开发者学堂课程【大数据实时计算框架 Spark 快速入门：SparkSQL 初识_1】学习笔记，与课程紧密联系，让用户快速学习知识。

课程地址：https://developer.aliyun.com/learning/course/100/detail/1698

SparkSQL 初识_1

内容简介:

一、共享变量

二、广播变量

三、累加器

一、Shared Variables（共享变量）

Normally，when a function passed to a Spark operation (such as map or reduce) is executed on a remote cluster node,it works on separate copies of all the variables used in the function. These variables are copied to each machine, and no updates to the variables on the remote machine are propagated back to the driver program. Supporting general, read-write shared variables across tasks would be inefficlent. However, Spark does provide two limited types of shared variables for two common usage patterns: broadcast varables and accumulators.

译文：共享变量

通常，当在远程集群节点上执行传道进 Spark 操作例 map 或者 Reduce) 的函数时，它工作在函数中使用的所有变量的单独副本上。这些变量被复制到每台机器上，并且不会将对远程机器上的变量的更新传播回驱动程序，支持跨任务的通用读写共享变量将是非常有效的，然而，星火确实为两种常见的使用模式提供了两种有限类型的共享变量:广播变量和累加器。

二、Broadcast Variables（广播变量）

Broadcast variables allow the programmer to keep a read-only variable cached on each machine rather than shipping a copy of it with tasks .They can be used, for example, to give every node a copy of a large input dataset in an efficient manner. Spark also attempts to distribute broadcast variables using efficient broadcast algorithms to reduce communication cost.

Spark actions are executed through a set of stages, separated by distributed "shuffle" operations.

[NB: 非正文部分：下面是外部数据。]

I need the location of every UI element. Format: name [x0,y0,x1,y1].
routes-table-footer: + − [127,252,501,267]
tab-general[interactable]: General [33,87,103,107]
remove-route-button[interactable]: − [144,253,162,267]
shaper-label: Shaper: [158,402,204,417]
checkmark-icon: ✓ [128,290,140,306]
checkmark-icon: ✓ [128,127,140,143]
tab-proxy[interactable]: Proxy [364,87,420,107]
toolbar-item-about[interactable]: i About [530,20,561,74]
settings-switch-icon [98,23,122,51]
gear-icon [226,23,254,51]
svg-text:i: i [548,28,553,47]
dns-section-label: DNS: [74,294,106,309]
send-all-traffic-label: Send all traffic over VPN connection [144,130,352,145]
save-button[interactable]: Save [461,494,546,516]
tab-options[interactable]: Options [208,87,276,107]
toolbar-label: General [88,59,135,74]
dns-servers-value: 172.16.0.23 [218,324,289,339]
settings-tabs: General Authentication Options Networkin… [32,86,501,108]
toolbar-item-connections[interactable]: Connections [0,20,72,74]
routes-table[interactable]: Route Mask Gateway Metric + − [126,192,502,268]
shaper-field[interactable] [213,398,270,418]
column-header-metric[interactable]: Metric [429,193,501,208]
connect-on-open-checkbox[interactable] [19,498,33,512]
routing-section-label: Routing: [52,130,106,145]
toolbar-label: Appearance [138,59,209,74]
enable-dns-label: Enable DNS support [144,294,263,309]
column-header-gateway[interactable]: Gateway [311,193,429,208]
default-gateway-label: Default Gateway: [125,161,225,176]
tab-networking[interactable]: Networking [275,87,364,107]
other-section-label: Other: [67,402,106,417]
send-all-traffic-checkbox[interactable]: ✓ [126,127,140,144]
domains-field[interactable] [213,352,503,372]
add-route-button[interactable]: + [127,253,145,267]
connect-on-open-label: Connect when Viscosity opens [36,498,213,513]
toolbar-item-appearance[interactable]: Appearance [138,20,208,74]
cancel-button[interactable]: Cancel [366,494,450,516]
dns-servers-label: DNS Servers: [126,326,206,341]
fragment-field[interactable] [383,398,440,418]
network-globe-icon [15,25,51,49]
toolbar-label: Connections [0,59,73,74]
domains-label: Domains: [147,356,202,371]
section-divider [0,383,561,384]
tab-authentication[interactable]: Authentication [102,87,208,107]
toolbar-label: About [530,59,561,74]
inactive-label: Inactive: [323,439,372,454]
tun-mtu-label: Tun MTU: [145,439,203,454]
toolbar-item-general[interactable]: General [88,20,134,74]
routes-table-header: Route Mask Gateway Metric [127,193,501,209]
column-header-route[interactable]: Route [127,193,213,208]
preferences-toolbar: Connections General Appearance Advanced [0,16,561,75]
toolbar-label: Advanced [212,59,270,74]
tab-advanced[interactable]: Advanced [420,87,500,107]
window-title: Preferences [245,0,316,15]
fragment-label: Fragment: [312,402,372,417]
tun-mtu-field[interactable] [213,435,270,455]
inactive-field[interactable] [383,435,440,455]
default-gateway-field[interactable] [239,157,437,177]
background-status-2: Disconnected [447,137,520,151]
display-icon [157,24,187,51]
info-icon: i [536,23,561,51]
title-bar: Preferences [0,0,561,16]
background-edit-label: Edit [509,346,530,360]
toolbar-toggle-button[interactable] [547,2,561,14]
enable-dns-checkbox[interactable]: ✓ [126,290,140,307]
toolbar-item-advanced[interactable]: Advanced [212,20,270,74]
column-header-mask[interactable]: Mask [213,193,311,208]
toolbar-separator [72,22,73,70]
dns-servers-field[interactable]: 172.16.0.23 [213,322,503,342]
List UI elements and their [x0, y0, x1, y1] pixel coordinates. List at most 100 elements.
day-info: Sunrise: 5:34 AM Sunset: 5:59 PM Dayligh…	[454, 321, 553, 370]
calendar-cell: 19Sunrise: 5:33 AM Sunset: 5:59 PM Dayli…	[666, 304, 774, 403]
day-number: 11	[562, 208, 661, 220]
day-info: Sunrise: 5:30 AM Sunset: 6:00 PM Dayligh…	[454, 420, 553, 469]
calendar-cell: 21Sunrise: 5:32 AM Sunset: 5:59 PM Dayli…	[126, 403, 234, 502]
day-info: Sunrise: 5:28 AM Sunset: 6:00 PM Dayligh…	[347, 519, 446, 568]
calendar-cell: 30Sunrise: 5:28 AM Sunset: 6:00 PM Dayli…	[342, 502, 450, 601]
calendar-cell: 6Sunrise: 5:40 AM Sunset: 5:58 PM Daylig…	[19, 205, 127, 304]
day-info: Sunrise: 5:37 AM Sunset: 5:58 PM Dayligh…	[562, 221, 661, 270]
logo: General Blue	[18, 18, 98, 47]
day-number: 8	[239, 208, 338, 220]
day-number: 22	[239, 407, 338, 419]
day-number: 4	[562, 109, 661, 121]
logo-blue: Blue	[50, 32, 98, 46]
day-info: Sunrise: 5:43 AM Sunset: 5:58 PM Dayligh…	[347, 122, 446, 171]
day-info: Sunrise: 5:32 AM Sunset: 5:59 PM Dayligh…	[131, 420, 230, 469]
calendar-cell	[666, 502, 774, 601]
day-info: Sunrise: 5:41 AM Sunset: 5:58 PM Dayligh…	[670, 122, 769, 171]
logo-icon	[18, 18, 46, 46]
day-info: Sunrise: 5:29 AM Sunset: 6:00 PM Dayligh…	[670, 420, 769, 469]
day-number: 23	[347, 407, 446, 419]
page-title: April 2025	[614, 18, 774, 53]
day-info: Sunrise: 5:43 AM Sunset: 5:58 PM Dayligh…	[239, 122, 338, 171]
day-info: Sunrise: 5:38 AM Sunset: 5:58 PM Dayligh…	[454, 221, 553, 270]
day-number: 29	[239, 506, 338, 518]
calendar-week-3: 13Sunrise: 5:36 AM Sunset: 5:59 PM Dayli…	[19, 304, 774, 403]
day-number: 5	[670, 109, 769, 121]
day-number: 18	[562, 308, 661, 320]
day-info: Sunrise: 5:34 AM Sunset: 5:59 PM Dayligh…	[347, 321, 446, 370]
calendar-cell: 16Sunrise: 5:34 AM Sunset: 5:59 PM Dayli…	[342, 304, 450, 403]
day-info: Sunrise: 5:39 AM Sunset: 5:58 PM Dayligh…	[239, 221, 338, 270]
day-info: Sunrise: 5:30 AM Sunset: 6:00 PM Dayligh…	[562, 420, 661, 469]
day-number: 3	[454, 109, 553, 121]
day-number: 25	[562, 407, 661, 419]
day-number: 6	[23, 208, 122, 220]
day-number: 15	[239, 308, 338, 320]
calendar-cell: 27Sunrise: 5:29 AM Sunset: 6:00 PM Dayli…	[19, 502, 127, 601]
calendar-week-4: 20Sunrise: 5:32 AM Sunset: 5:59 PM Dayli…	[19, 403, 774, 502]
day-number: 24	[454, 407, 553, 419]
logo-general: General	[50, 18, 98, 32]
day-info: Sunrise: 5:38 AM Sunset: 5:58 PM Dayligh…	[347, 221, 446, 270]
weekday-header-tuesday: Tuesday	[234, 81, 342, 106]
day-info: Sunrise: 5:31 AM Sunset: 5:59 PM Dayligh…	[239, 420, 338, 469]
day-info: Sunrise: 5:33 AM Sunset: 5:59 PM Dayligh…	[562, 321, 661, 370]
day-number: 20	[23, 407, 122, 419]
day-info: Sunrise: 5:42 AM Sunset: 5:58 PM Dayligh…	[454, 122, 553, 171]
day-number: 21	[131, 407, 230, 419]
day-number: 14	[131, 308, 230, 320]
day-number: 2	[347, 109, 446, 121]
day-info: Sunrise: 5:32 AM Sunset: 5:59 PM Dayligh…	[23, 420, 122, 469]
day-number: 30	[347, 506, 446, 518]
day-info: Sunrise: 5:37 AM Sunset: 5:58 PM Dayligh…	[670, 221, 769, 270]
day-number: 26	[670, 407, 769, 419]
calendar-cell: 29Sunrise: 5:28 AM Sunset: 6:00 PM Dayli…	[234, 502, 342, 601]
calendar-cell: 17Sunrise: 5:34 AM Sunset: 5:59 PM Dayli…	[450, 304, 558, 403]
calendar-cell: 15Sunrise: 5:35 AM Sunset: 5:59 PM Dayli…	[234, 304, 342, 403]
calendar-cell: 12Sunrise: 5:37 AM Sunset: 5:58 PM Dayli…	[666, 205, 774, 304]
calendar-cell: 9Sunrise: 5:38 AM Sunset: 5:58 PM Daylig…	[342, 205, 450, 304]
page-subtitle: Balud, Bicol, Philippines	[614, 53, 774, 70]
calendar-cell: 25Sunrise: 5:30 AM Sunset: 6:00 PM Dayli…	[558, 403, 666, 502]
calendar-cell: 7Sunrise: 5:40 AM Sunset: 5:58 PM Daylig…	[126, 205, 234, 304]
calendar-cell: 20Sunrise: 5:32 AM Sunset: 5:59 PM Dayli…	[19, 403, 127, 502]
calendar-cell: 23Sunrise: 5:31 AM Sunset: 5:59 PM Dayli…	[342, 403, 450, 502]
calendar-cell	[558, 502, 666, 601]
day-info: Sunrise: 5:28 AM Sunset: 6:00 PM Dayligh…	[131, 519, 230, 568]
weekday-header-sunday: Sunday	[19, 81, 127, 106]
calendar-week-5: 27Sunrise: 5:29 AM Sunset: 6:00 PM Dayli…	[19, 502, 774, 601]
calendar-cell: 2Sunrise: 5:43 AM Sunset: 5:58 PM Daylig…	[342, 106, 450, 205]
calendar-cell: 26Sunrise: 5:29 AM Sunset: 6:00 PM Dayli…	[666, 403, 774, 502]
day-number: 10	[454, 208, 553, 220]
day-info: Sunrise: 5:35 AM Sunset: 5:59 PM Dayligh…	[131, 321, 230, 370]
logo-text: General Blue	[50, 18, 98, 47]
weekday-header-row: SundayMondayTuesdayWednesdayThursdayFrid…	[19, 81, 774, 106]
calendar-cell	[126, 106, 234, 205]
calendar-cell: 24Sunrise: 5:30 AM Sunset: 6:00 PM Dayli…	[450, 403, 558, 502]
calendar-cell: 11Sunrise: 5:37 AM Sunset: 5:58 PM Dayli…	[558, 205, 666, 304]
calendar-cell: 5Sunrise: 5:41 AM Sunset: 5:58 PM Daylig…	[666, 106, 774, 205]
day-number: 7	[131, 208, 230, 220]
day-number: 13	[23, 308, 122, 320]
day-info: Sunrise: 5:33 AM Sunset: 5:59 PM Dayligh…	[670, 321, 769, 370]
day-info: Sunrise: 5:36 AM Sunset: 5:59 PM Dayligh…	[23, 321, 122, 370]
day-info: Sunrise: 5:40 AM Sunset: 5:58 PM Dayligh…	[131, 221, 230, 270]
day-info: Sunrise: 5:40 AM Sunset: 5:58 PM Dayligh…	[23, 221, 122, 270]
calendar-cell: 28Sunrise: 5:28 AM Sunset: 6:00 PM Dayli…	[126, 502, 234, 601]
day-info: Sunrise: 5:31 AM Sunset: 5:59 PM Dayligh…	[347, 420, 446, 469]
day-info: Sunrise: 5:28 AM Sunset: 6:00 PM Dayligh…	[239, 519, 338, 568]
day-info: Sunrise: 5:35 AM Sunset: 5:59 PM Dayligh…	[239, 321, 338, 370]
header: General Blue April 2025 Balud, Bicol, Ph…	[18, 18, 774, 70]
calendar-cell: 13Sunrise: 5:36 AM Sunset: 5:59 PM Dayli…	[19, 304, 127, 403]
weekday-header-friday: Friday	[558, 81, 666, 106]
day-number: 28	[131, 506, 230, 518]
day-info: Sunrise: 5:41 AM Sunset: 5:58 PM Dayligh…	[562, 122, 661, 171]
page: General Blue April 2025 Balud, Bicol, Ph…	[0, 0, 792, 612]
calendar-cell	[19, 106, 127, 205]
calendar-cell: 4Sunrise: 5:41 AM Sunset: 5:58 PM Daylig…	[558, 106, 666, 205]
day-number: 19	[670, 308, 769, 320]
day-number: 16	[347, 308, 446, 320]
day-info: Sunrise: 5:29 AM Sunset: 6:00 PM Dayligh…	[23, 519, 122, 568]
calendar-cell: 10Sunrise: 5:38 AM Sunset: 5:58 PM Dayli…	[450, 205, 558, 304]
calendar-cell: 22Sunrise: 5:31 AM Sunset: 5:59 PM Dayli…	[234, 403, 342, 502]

Spark automantically broadcasts the common data needed by tasks within each stage. The data broadcasted this way is cached in serialized form and deserialized before running each task This means that explicitly creating broadcast variables is only useful when tasks across multiple stages need the same data or when caching the data in deserialized form is important

Broadcast vaniables are created from a variable v by calling SparkContext. broadcast(v).The broadcast variable is a wrapper around v,and its value can be accessed by calling the value method.The code below shows this.

After the broadcast variable is created, it should be used instead of the value v in any functions run on the cluster so that v is not shipped to the nodes more than once. in addnon,the object v should not be modified after it is broadcast in order to ensure that all nodes get the same value of the broadcast variable (e.g. if the variable is shipped to a new node later).

译文：广播变量

广播变量允许程序员在每台机器上缓存一个只读变量而不是将它的副本与任务一起发送，例如，可以使用它们以有效的方式为每个节点提供一个大型输入数据集的副本， Spark 还尝试使用高效的broad cast算法来分配广播变量，以减少通信成本。

Spark 操作通过一组阶段执行，由分布式的 "shu ffl" 操作分隔。Spark 自动 aly 广播中每个阶段任务所需的公共数据。以这种方式广播的数据以序列化形式缓存，并运行每个任务之前进行饭反序列化，这意味着显式创建广播变量是打开的)当跨多个阶段的任务需要相同的数据时，或者当以荒漠化形式缓存数据很重要时，非常有用。

广播变量通过调用 Spark Comtext 从变量v创建。广播变量是V的包装器，它的值可以通过调用 Value 方法来访问。创建广播变量后，应该在集群上运行的任何函数中使用该变量，而不是使用值 v，以便 v 不会被多次发送到节点，此外，对象 v 在广播后不应被修改，以确保所有节点获得相同的广播变量值(例如，如果变量稍后被传送到新节点)。

三、Accumulators（累加器）

Accumulators are variables that are only "added" to through an associative operation and can therefore be efficienty supponed in parallel. They can be used to implement counters (as in MapReduce) or sums Soark natively supports accumulators of numeric types，and progammers can add support for new types.if accumulators are created with a name.they will be dispayed in Spark's Ul. This can be useful for understanding the progress of running stages (NOTE: this is not yet supported in Python).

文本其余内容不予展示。